The 2017 XPS 15 9560 retained the same design language but got an upgrade to the Intel Kaby Lake CPUs (Core i5-7300HQ, Core i7-7700HQ) and NVIDIA GeForce GTX 1050 graphics, resulting in a marked improvement in performance. However, the XPS 15 9560 soon became famous for its throttling issues. Addressing this would require undervolting and applying thermal pads on the VRMs, which irked many users. Adding to the peeve was the fact that the Thunderbolt 3 wiring was still nerfed, which meant using eGPUs to their fullest potential was an impediment.

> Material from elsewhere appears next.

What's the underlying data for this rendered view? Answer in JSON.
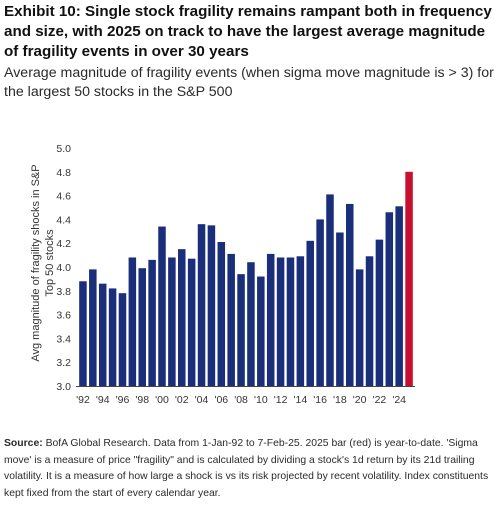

2018 saw Dell introduce a new entrant to the XPS 15 series — the XPS 15 9575 convertible with the Intel Kaby Lake-G MCM. Kaby Lake-G offered excellent CPU and GPU performance on paper that should have ideally been a hit with other OEMs as well, but we all know how that went. The 9575 was also the first XPS 15 to sport an all-USB Type-C port selection and also introduced a new MagLev keyboard mechanism that is reminiscent of the Apple MacBooks in terms of typing experience. Unfortunately, the lack of updated Kaby Lake-G chips from Intel and low acceptance among laptop OEMs means that the XPS 15 9575 could likely be the first and last of its kind.
Later that year, Dell also released the XPS 15 9570 in the conventional notebook form factor featuring upgrades to the 8th generation Intel Coffee Lake chips (Core i5-8300H, Core i7-8750H) and an NVIDIA GeForce GTX 1050 Ti MaxQ. One area where the XPS 15 9570 showed a much needed improvement was the availability of full speed (PCIe 3.0 x4) Thunderbolt 3 ports. Nothing has changed much from the previous generation in terms of design and build quality perspective, though. The XPS 15 9570 is also available in a Core i9-8950HK version. However, given the slim chassis and inadequate cooling, we have our reservations on actually recommending one.
Despite some avoidable quirks, the Dell XPS lineup has been both a reviewer's and a consumer's favorite among the current crop of Windows laptops. The evolution of the XPS lineup from 2007 to the present is a good indication that Dell is taking customer feedback and the latest advancements in CPU and GPU technology to heart and implementing them as much as possible. Dell is not without company, though. Other big names such as HP, Acer, Asus, and Lenovo are churning out new powerful and sleek notebooks to cater to the discerning buyer. In fact, the Gigabyte Aero 15X v8 offers tough competition for the XPS 15 series with its added features such as a 144 Hz panel, RGB keyboard, and an X-Rite Pantone-certified display. Of course, there is always Apple at the other end of the spectrum with its own fan base.
So what's next for the XPS lineup? Our guess is as good as yours but things should get clearer around the time of Computex 2019. In all probability, we could be seeing new XPS 15 models with 9th generation 45 W CPUs. Intel is also expected to announce Ice Lake and Lakefield-based processors at Computex, so there is a probability of new XPS 13 models being introduced with these CPUs either as year-end holiday refreshes or as new launches for CES 2020.